False Hearts by Laura Lam

@LR_Lam | June 2016 | Macmillan

'Raised by two Haight-Ashbury hippies,' Laura Lam claims she was encouraged to finger paint to her heart's desire. Lam is now based in the less dreamy Scotland, where she 'sometimes misses the sunshine' but also signs six-figure book deals for hotly anticipated new novels. Julie Crisp, the editorial director at Macmillan, said of False Hearts, 'I was completely hooked from the first page by Laura's writing. To me it was like reading Hunger Games meets Blade Runner meets The Shining Girls. Thrilling, addictive and completely page-turning.' We seriously cannot wait Laura Lam's tale of twins facing murder charges for the ultimate crime.   

Devil Take the Hindmost by Martin Cathcart Froden

Devil Take the Hindmost by Martin Cathcart-Froden

June 2016 | Freight

Martin Cathcart-Froden is the latest winner of the £10k Dundee International Book Prize. The esteemed panel were excited and entertained by his work of historical noir set 'during the amphitamine-fuelled craze for velodrome racing which took London by storm in the late 1920s.' Pitched at lovers of Brighton Rock and Peaky Blinders, we can't wait to stay up well past our bedtimes reading this debut novel.

The Comet Seekers by Helen Sedgwick

The Comet Seekers by Helen Sedgwick 

@HelenSedgwick | Summer 2016 | Harvill Secker

We are looking forward to the summer for many reasons. Chief among them is our New Writer Awardee, Helen Sedgwick's, debut novel. In it, Roisin and François meet on the frozen sheets of Antarctica. Both have been drawn to this wild location by difficult pasts revealed to the reader every time a comet is visible in the sky. We see how their lives have intertwined but never intersected and are promised 'a story that shows how strangers can be connected and ghosts can be real, and how the way we choose to see the world can be as desolate or as beautiful as the comets themselves.'

 
Infinite Ground by Martin MacInnes

Infinite Ground by Martin MacInnes

@MartinMacInnes | August 2016 | Atlantic Books

Another of our New Writer Awardees, Martin describes himself as 'a writer of speculative fiction.' We can speculate ourselves that his debut novel will be a darn good read. The story takes place during a sweltering South American summer. A family dines out at a moderately priced restaurant. Halfway through the meal, one of their number disappears. A semi-retired inspector takes the case, but what should be a routine investigation becomes something strange, intangible, even sinister.
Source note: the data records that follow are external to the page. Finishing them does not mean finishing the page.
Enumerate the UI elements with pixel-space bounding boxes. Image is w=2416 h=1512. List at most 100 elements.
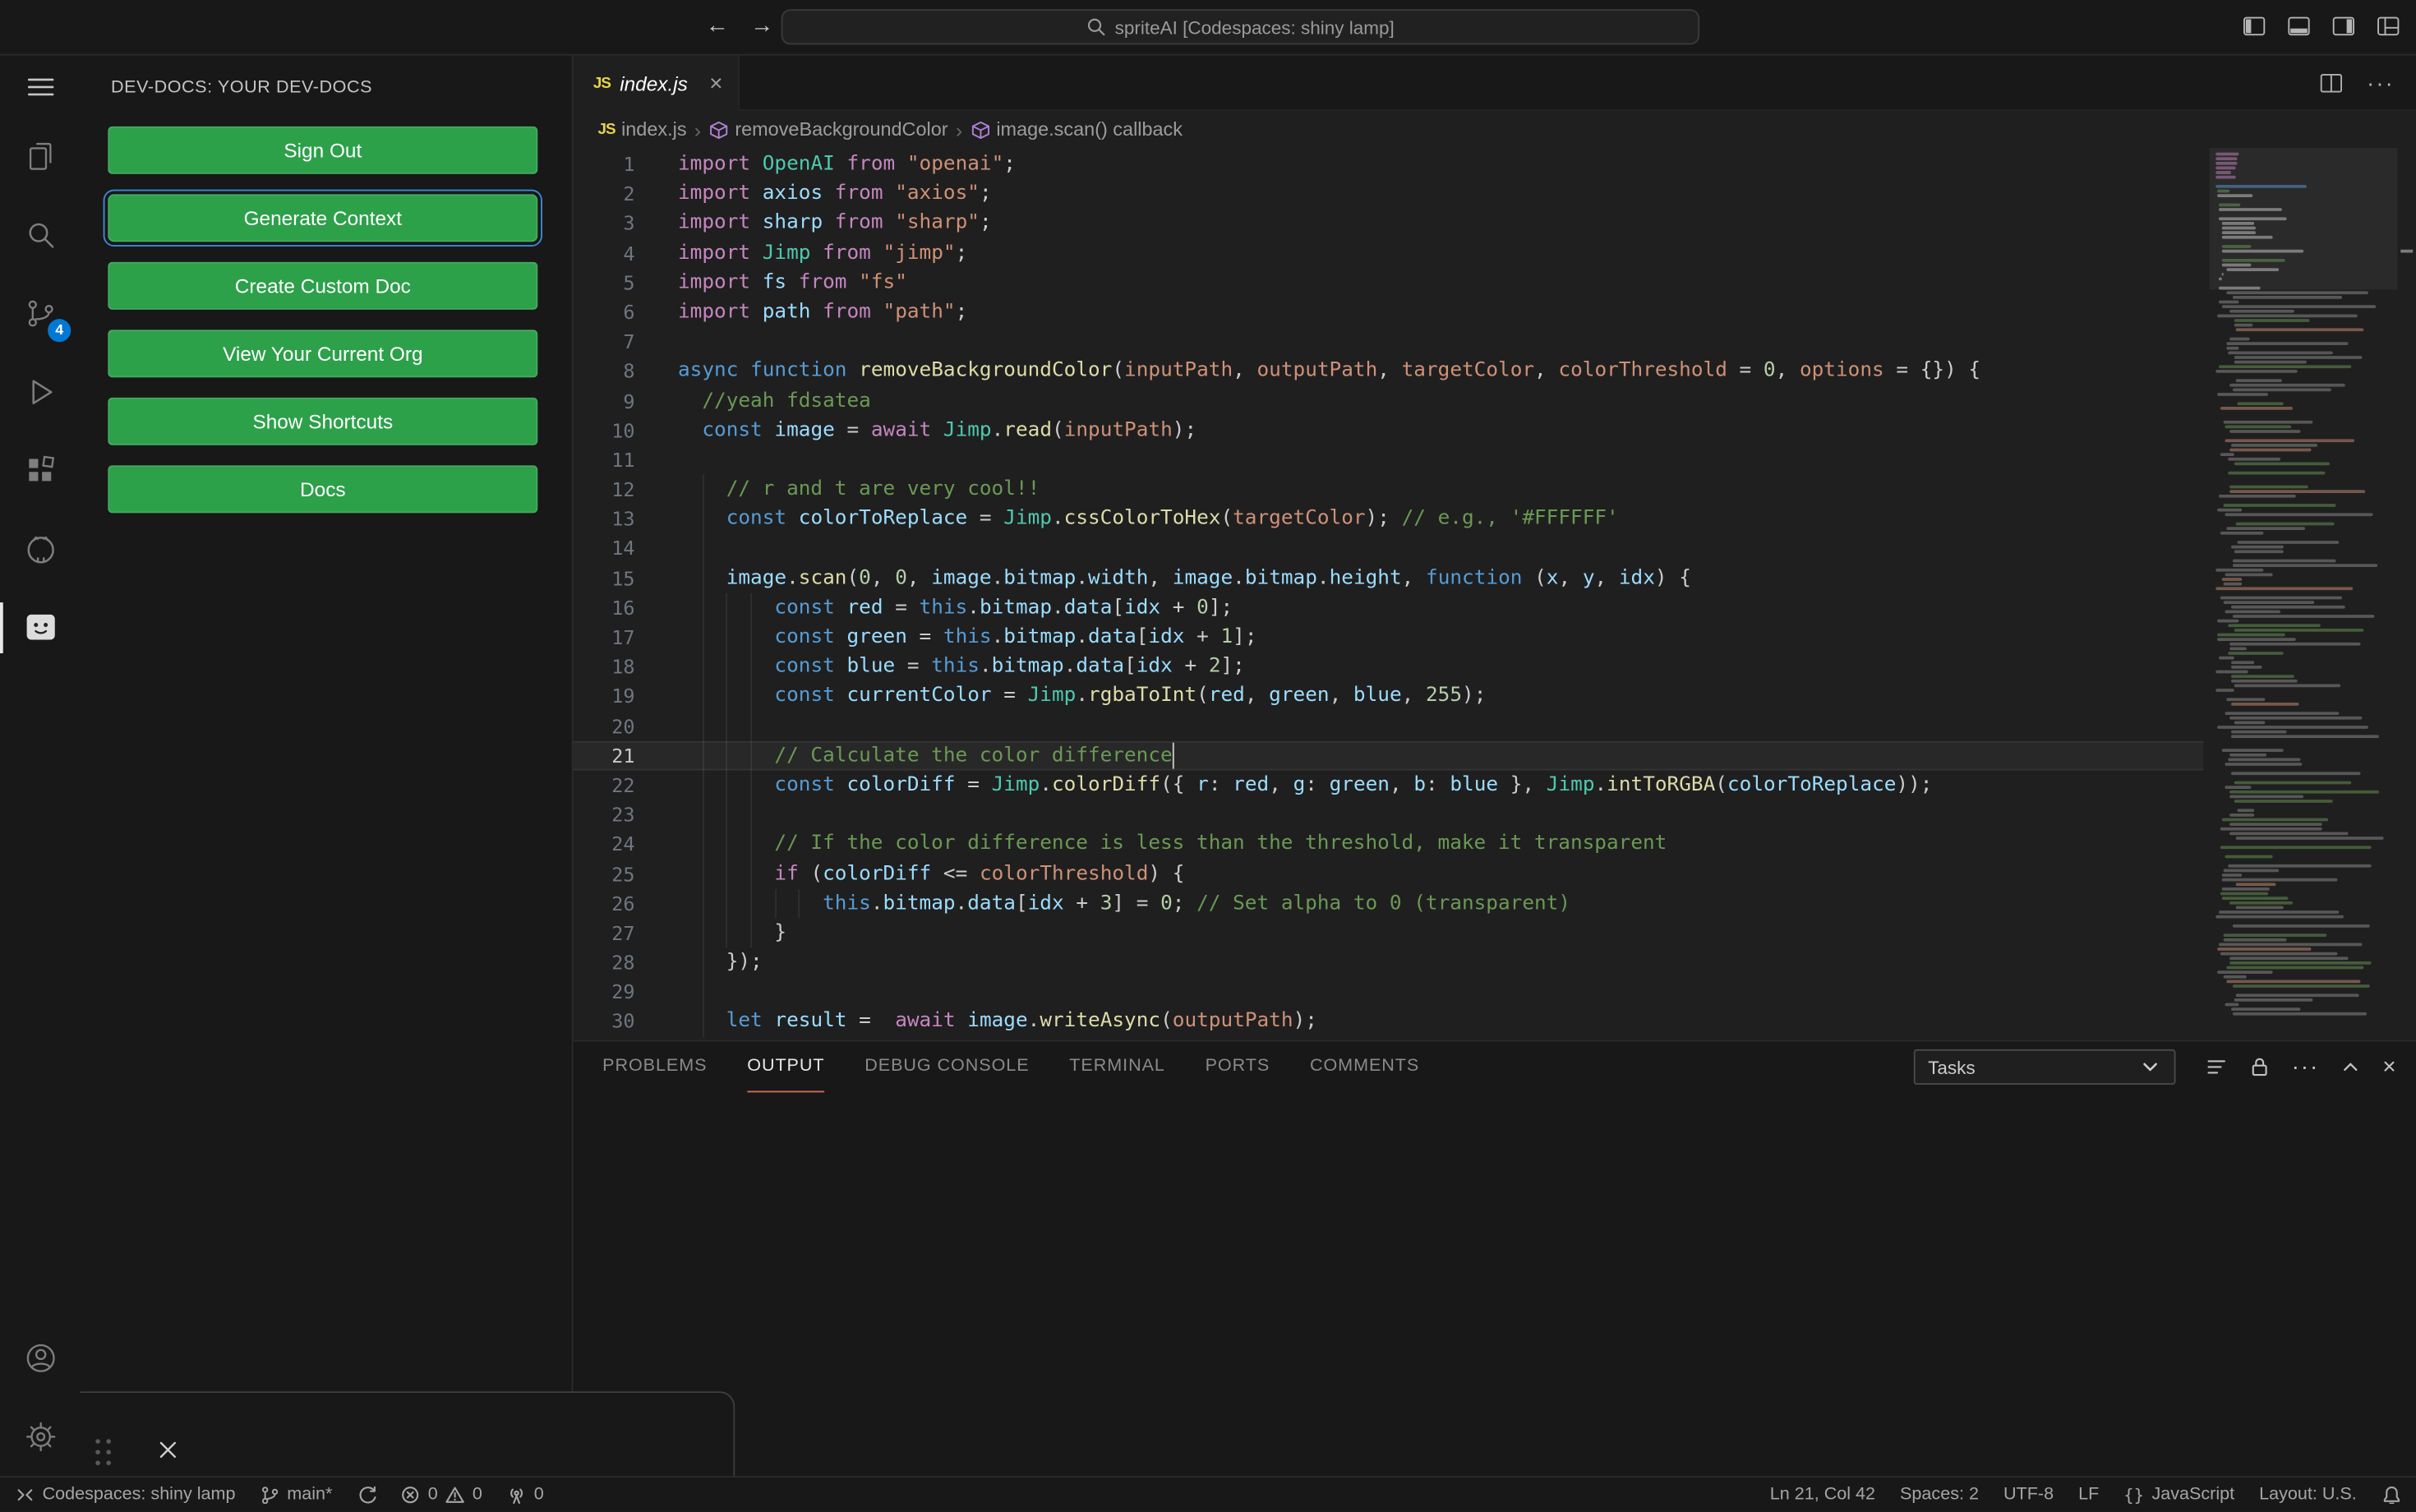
status-sync[interactable] — [357, 1485, 376, 1504]
tab-index-js[interactable]: JS index.js × — [573, 55, 740, 111]
code-line-17[interactable]: 17 const green = this.bitmap.data[idx + … — [574, 622, 2204, 652]
code-editor[interactable]: 1 import OpenAI from "openai"; 2 import axi… — [573, 148, 2416, 1040]
more-actions-icon[interactable]: ··· — [2367, 70, 2395, 96]
indent-guide — [726, 711, 728, 741]
panel-more-actions-icon[interactable]: ··· — [2292, 1054, 2320, 1081]
breadcrumb-file[interactable]: JS index.js — [598, 118, 687, 140]
status-ports[interactable]: 0 — [507, 1485, 544, 1504]
sidebar-button-show-shortcuts[interactable]: Show Shortcuts — [108, 397, 538, 445]
panel-tab-comments[interactable]: COMMENTS — [1310, 1042, 1419, 1093]
panel-tab-output[interactable]: OUTPUT — [747, 1042, 825, 1093]
code-line-11[interactable]: 11 — [574, 445, 2204, 475]
code-line-8[interactable]: 8 async function removeBackgroundColor(in… — [574, 357, 2204, 386]
code-line-4[interactable]: 4 import Jimp from "jimp"; — [574, 238, 2204, 268]
panel-tab-ports[interactable]: PORTS — [1206, 1042, 1270, 1093]
sidebar-button-create-custom-doc[interactable]: Create Custom Doc — [108, 261, 538, 310]
code-line-12[interactable]: 12 // r and t are very cool!! — [574, 474, 2204, 505]
status-right: Ln 21, Col 42 Spaces: 2 UTF-8 LF {} Java… — [1745, 1485, 2400, 1505]
code-line-16[interactable]: 16 const red = this.bitmap.data[idx + 0]… — [574, 592, 2204, 623]
back-button[interactable]: ← — [706, 12, 729, 39]
minimap-line — [2234, 883, 2276, 887]
status-problems[interactable]: 0 0 — [401, 1485, 482, 1504]
close-panel-icon[interactable]: × — [2382, 1054, 2395, 1081]
minimap-line — [2234, 550, 2284, 554]
code-line-9[interactable]: 9 //yeah fdsatea — [574, 386, 2204, 416]
sidebar-item-extensions[interactable] — [0, 431, 81, 510]
status-encoding[interactable]: UTF-8 — [2003, 1486, 2054, 1505]
sidebar-button-docs[interactable]: Docs — [108, 465, 538, 514]
status-keyboard-layout[interactable]: Layout: U.S. — [2259, 1486, 2357, 1505]
code-line-14[interactable]: 14 — [574, 533, 2204, 564]
sidebar-button-generate-context[interactable]: Generate Context — [102, 188, 543, 247]
indent-guide — [726, 622, 728, 652]
sidebar-item-source-control[interactable]: 4 — [0, 274, 81, 353]
status-indentation[interactable]: Spaces: 2 — [1900, 1486, 1979, 1505]
sidebar-item-dev-docs[interactable] — [0, 588, 81, 667]
code-line-27[interactable]: 27 } — [574, 918, 2204, 948]
code-line-19[interactable]: 19 const currentColor = Jimp.rgbaToInt(r… — [574, 681, 2204, 712]
minimap-line — [2216, 947, 2312, 951]
sidebar-item-run-debug[interactable] — [0, 353, 81, 431]
status-branch[interactable]: main* — [260, 1485, 332, 1504]
code-line-5[interactable]: 5 import fs from "fs" — [574, 268, 2204, 297]
accounts-button[interactable] — [0, 1319, 81, 1398]
line-number: 11 — [611, 448, 635, 472]
line-number: 2 — [623, 182, 635, 205]
sidebar-item-explorer[interactable] — [0, 118, 81, 196]
overlay-close-icon[interactable] — [157, 1439, 178, 1460]
editor-scrollbar[interactable] — [2398, 148, 2416, 1040]
code-line-29[interactable]: 29 — [574, 977, 2204, 1007]
vscode-window: ← → spriteAI [Codespaces: shiny lamp] 4 — [0, 0, 2416, 1512]
settings-button[interactable] — [0, 1398, 81, 1477]
status-eol[interactable]: LF — [2078, 1486, 2099, 1505]
breadcrumb-symbol-function[interactable]: removeBackgroundColor — [708, 118, 948, 141]
toggle-secondary-sidebar-icon[interactable] — [2331, 14, 2356, 39]
tab-close-icon[interactable]: × — [709, 70, 722, 96]
status-language[interactable]: {} JavaScript — [2123, 1485, 2234, 1505]
minimap-line — [2225, 439, 2355, 443]
code-line-10[interactable]: 10 const image = await Jimp.read(inputPa… — [574, 416, 2204, 445]
output-channel-select[interactable]: Tasks — [1914, 1049, 2176, 1085]
code-line-1[interactable]: 1 import OpenAI from "openai"; — [574, 150, 2204, 179]
code-line-13[interactable]: 13 const colorToReplace = Jimp.cssColorT… — [574, 504, 2204, 534]
menu-button[interactable] — [0, 56, 81, 118]
code-line-26[interactable]: 26 this.bitmap.data[idx + 3] = 0; // Set… — [574, 888, 2204, 919]
customize-layout-icon[interactable] — [2376, 14, 2400, 39]
code-line-22[interactable]: 22 const colorDiff = Jimp.colorDiff({ r:… — [574, 770, 2204, 800]
code-line-15[interactable]: 15 image.scan(0, 0, image.bitmap.width, … — [574, 563, 2204, 593]
toggle-panel-icon[interactable] — [2287, 14, 2312, 39]
code-line-2[interactable]: 2 import axios from "axios"; — [574, 179, 2204, 209]
code-line-21[interactable]: 21 // Calculate the color difference — [573, 740, 2204, 771]
code-line-23[interactable]: 23 — [574, 800, 2204, 830]
split-editor-icon[interactable] — [2319, 71, 2344, 95]
clear-output-icon[interactable] — [2206, 1055, 2229, 1078]
maximize-panel-icon[interactable] — [2340, 1055, 2363, 1078]
code-line-20[interactable]: 20 — [574, 711, 2204, 741]
code-line-18[interactable]: 18 const blue = this.bitmap.data[idx + 2… — [574, 652, 2204, 682]
code-line-24[interactable]: 24 // If the color difference is less th… — [574, 829, 2204, 860]
lock-scroll-icon[interactable] — [2248, 1055, 2271, 1078]
status-remote[interactable]: Codespaces: shiny lamp — [16, 1485, 235, 1504]
minimap[interactable] — [2209, 148, 2398, 1040]
minimap-line — [2223, 938, 2287, 942]
sidebar-button-sign-out[interactable]: Sign Out — [108, 126, 538, 174]
code-line-30[interactable]: 30 let result = await image.writeAsync(o… — [574, 1007, 2204, 1037]
minimap-line — [2217, 189, 2229, 193]
command-center-search[interactable]: spriteAI [Codespaces: shiny lamp] — [781, 9, 1700, 45]
sidebar-button-view-your-current-org[interactable]: View Your Current Org — [108, 330, 538, 378]
code-line-25[interactable]: 25 if (colorDiff <= colorThreshold) { — [574, 859, 2204, 889]
status-notifications[interactable] — [2381, 1485, 2400, 1505]
code-line-28[interactable]: 28 }); — [574, 947, 2204, 978]
code-line-6[interactable]: 6 import path from "path"; — [574, 297, 2204, 327]
sidebar-item-github[interactable] — [0, 510, 81, 589]
panel-tab-problems[interactable]: PROBLEMS — [602, 1042, 707, 1093]
code-line-7[interactable]: 7 — [574, 327, 2204, 357]
code-line-3[interactable]: 3 import sharp from "sharp"; — [574, 209, 2204, 238]
status-cursor-position[interactable]: Ln 21, Col 42 — [1770, 1486, 1875, 1505]
toggle-primary-sidebar-icon[interactable] — [2242, 14, 2266, 39]
panel-tab-debug-console[interactable]: DEBUG CONSOLE — [865, 1042, 1029, 1093]
breadcrumb-symbol-callback[interactable]: image.scan() callback — [970, 118, 1183, 141]
panel-tab-terminal[interactable]: TERMINAL — [1069, 1042, 1165, 1093]
sidebar-item-search[interactable] — [0, 196, 81, 274]
forward-button[interactable]: → — [750, 12, 773, 39]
Atlantic Editor James Roxburgh said of Infinite Ground, 'This is a brilliant panic attack of a debut novel.' 

Read 'Our Disorder', Martin MacInnes's 2014 Manchester Fiction Prize-winning short story.

 
James Kelman

Dirt Road by James Kelman

August 2016 | Canongate

Scotland's only Booker Prize winner releases his latest novel this summer. The story is a 'journey out of darkness' following father and son Tom and Murdo as they venture from their Scottish island home to America's Deep South. All this would be exciting enough, but there is an accompanying film to the story, 'Dirt Road to Lafayette', which will be released at the same time, helmed by Scottish director Kenny Glenaan.